Summarizing, the main causative factors of OSA in the young group (age < 1 year) were laryngomalacia and GER, while tonsillar and adenoidal hypertrophy were more prominent in the older group (age 1–2 years). Laryngomalacia is commonly associated with GER [31]. In most cases, the natural history of laryngomalacia is benign, and patients recover spontaneously with time. In 9–29% of infants, laryngomalacia may result in moderate-severe upper airway obstruction [31]. Adenoid and tonsillar hyperplasia should be considered in children aged 6 months and older, because it is a frequent cause of OSAS. [32] In a study involving 28 children (age 1.3–1.8 years), the severity of obstructive AHI (7.5–28.3 events/h) was in line with our findings.
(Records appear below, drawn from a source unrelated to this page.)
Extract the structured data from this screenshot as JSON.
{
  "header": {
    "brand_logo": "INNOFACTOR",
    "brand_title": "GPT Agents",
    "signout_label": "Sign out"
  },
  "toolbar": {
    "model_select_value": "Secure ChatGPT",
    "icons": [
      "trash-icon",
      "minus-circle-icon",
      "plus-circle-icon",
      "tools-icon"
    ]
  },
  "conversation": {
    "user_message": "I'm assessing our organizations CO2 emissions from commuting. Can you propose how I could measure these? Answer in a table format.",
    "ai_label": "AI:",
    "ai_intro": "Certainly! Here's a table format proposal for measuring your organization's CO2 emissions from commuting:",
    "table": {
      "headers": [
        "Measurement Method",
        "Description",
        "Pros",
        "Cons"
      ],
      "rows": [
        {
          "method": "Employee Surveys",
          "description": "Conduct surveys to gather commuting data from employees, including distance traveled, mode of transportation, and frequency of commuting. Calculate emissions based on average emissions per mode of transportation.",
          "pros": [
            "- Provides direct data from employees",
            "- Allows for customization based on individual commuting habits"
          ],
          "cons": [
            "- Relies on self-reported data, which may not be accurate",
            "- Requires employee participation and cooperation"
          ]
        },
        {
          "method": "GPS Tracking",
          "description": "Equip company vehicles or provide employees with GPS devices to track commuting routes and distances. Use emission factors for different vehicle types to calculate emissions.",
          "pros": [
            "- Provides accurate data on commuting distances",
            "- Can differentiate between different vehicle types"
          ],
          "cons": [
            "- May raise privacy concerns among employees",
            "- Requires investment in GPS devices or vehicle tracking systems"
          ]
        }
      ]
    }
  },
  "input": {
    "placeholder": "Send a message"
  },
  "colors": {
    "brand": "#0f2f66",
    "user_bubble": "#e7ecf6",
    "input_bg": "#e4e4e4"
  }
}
The majority of these children had adenoid hypertrophy and tonsillar hyperplasia [11]; however, tonsil/adenoid size does not necessarily predict the grade of AHI severity [33].

Our data indicate a difference in the main causes of OSA between the two age groups. Increased tonsil and adenoid size were associated with OSA severity in the older children and laryngomalacia and GER were associated with OSA severity in the younger children. Our results have potential clinical utility in evaluating the pathophysiology of OSA in young infants. A multidisciplinary approach may provide the best strategy to manage young patients with upper airway obstruction.